About this Abstract |
Meeting |
MS&T22: Materials Science & Technology
|
Symposium
|
Steels for Sustainable Development
|
Presentation Title |
Probing Hydrogen-assisted Phase Transformations in Austenitic Stainless Steels Using Synchrotron X-ray Diffraction |
Author(s) |
Samantha K. Lawrence, Reeju Pokharel, Bjørn Clausen, Donald W. Brown, John S. Carpenter, Mary K. O'Brien, Christopher W. San Marchi |
On-Site Speaker (Planned) |
Samantha K. Lawrence |
Abstract Scope |
Microstructures and defect populations produced by additive manufacturing (AM) are distinct from wrought products and influence performance in hydrogen-containing environments.
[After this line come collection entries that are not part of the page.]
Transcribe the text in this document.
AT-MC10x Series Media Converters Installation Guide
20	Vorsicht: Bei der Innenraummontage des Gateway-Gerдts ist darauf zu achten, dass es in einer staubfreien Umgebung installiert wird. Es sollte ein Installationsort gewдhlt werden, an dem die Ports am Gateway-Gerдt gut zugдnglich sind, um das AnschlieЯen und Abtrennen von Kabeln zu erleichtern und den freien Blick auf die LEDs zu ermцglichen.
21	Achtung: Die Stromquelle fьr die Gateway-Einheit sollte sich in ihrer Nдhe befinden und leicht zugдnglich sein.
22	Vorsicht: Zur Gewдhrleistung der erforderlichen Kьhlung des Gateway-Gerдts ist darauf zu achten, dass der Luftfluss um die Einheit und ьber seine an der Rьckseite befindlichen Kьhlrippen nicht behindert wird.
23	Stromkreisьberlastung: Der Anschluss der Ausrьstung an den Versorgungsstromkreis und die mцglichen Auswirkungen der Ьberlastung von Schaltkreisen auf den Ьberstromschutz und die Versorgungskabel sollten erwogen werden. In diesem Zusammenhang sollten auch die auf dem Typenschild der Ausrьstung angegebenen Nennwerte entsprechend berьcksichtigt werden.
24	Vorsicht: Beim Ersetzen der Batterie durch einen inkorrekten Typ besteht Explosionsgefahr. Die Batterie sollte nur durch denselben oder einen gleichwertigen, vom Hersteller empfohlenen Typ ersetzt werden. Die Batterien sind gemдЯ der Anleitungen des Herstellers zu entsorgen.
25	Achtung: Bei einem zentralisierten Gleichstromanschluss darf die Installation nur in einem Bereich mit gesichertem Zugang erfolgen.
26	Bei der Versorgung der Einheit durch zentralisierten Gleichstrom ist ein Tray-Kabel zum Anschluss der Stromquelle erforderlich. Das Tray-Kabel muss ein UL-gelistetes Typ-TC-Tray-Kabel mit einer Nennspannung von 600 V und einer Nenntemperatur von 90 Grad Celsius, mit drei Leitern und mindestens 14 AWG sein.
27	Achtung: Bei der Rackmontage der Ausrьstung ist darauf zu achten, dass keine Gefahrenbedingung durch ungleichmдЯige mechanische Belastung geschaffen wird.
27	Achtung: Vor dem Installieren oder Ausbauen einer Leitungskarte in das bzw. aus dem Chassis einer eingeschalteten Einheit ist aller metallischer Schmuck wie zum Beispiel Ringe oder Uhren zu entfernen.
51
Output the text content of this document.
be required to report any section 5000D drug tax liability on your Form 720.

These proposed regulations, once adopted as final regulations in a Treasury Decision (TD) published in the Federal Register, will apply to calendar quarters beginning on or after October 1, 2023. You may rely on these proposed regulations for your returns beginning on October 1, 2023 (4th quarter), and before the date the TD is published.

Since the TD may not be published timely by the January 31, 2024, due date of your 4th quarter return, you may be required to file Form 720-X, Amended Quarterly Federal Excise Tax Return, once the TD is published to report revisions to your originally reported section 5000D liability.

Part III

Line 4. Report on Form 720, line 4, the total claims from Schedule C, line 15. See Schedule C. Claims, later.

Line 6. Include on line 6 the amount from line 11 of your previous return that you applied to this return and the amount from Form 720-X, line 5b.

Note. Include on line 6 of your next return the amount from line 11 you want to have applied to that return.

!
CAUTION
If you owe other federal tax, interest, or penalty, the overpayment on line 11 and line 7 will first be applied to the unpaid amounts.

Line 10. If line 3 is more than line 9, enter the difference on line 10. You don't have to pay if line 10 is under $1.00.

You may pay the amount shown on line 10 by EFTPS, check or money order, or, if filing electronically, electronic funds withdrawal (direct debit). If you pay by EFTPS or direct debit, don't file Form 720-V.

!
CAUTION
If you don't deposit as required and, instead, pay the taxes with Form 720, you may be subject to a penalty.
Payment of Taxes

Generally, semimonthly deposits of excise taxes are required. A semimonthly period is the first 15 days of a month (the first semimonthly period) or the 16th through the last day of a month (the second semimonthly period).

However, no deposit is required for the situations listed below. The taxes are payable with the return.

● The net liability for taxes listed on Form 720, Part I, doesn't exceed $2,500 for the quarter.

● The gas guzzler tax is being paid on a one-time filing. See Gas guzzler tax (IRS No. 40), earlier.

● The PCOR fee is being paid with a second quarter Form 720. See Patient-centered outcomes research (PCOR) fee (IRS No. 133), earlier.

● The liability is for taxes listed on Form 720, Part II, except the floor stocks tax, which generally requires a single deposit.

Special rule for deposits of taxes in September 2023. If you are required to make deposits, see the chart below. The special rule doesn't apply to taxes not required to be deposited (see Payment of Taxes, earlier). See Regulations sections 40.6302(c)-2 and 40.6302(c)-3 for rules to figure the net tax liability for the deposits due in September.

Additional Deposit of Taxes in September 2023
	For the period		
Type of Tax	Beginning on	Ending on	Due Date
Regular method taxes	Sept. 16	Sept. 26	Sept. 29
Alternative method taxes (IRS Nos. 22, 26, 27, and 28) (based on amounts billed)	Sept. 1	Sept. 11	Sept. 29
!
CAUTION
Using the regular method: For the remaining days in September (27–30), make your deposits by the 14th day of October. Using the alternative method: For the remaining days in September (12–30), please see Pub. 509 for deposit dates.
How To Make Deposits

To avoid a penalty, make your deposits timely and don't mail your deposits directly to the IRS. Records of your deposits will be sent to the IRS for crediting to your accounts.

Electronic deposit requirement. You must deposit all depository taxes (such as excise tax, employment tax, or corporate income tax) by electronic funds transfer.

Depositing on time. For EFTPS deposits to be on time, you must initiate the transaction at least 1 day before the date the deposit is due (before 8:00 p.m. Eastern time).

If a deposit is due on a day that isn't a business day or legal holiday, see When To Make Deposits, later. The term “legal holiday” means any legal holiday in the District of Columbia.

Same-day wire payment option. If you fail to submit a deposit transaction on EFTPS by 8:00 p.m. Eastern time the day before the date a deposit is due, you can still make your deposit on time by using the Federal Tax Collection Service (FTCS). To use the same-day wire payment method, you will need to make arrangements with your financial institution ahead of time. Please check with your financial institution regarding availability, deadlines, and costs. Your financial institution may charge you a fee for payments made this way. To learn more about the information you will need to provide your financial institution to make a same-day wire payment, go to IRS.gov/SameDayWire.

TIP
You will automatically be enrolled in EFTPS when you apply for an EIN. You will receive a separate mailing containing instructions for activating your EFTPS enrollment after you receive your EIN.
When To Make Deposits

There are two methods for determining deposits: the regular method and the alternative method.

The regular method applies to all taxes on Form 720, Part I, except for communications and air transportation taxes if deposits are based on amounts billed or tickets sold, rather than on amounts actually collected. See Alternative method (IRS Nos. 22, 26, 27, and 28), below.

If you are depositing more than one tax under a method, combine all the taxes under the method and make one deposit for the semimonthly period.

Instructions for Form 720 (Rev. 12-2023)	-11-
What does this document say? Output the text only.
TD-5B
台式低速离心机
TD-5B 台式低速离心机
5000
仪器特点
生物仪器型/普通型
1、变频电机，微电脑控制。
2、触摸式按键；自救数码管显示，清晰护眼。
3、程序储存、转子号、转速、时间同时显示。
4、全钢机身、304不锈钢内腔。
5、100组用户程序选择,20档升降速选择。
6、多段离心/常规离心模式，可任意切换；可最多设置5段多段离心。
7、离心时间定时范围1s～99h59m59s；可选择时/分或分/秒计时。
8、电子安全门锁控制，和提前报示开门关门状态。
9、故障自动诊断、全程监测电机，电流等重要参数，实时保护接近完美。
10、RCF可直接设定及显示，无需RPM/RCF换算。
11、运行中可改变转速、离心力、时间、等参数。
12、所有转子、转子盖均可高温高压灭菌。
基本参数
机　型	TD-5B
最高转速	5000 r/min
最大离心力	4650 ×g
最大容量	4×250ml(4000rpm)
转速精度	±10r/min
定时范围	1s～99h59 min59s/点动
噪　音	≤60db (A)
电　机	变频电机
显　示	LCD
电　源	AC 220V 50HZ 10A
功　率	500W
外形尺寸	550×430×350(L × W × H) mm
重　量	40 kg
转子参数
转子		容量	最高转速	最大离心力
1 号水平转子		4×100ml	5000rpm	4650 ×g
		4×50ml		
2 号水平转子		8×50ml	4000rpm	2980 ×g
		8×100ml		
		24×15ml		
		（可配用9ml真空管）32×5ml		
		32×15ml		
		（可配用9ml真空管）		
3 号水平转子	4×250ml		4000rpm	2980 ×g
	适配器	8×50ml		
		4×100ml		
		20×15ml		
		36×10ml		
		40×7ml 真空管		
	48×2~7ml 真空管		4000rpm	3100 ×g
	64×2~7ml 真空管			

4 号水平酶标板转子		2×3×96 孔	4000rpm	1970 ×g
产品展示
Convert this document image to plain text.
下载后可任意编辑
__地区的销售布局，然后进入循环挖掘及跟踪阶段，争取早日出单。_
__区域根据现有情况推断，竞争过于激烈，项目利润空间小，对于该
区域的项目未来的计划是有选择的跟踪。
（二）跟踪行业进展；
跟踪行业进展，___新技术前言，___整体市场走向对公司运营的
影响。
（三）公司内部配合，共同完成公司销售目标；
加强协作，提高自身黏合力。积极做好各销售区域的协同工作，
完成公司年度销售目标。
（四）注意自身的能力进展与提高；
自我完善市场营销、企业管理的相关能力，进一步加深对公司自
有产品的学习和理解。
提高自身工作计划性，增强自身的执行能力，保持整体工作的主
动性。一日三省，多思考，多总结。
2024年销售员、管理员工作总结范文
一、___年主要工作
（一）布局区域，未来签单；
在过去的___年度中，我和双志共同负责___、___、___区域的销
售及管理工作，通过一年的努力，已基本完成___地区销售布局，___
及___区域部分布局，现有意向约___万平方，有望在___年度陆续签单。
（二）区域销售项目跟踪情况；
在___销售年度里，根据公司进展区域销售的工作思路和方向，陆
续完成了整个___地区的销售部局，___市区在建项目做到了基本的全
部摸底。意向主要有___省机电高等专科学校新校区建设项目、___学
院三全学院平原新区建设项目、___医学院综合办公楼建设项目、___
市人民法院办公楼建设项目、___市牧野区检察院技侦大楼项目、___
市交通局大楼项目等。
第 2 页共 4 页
The present work builds upon studies of microstructure, mechanical properties, and fracture of AM stainless steels (SS) by utilizing high energy synchrotron x-ray diffraction to probe hydrogen-metal interactions. The objective is to highlight unique aspects of hydrogen-deformation interactions and microstructural evolution during tensile deformation and fatigue loading of 304L SS produced through conventional upset forging and laser powder-bed fusion AM, with and without internal hydrogen (H). Solute H lowers the onset strain for austenite decomposition to martensite in both microstructures. The total fraction of transformation product is larger when the microstructure is H-saturated. Importantly, in the non-charged condition, forged SS did not undergo martensite transformation, while AM SS transformed readily at moderate strains. The interplay between microstructure, loading condition, and hydrogen content on propensity for austenite decomposition will be explored. |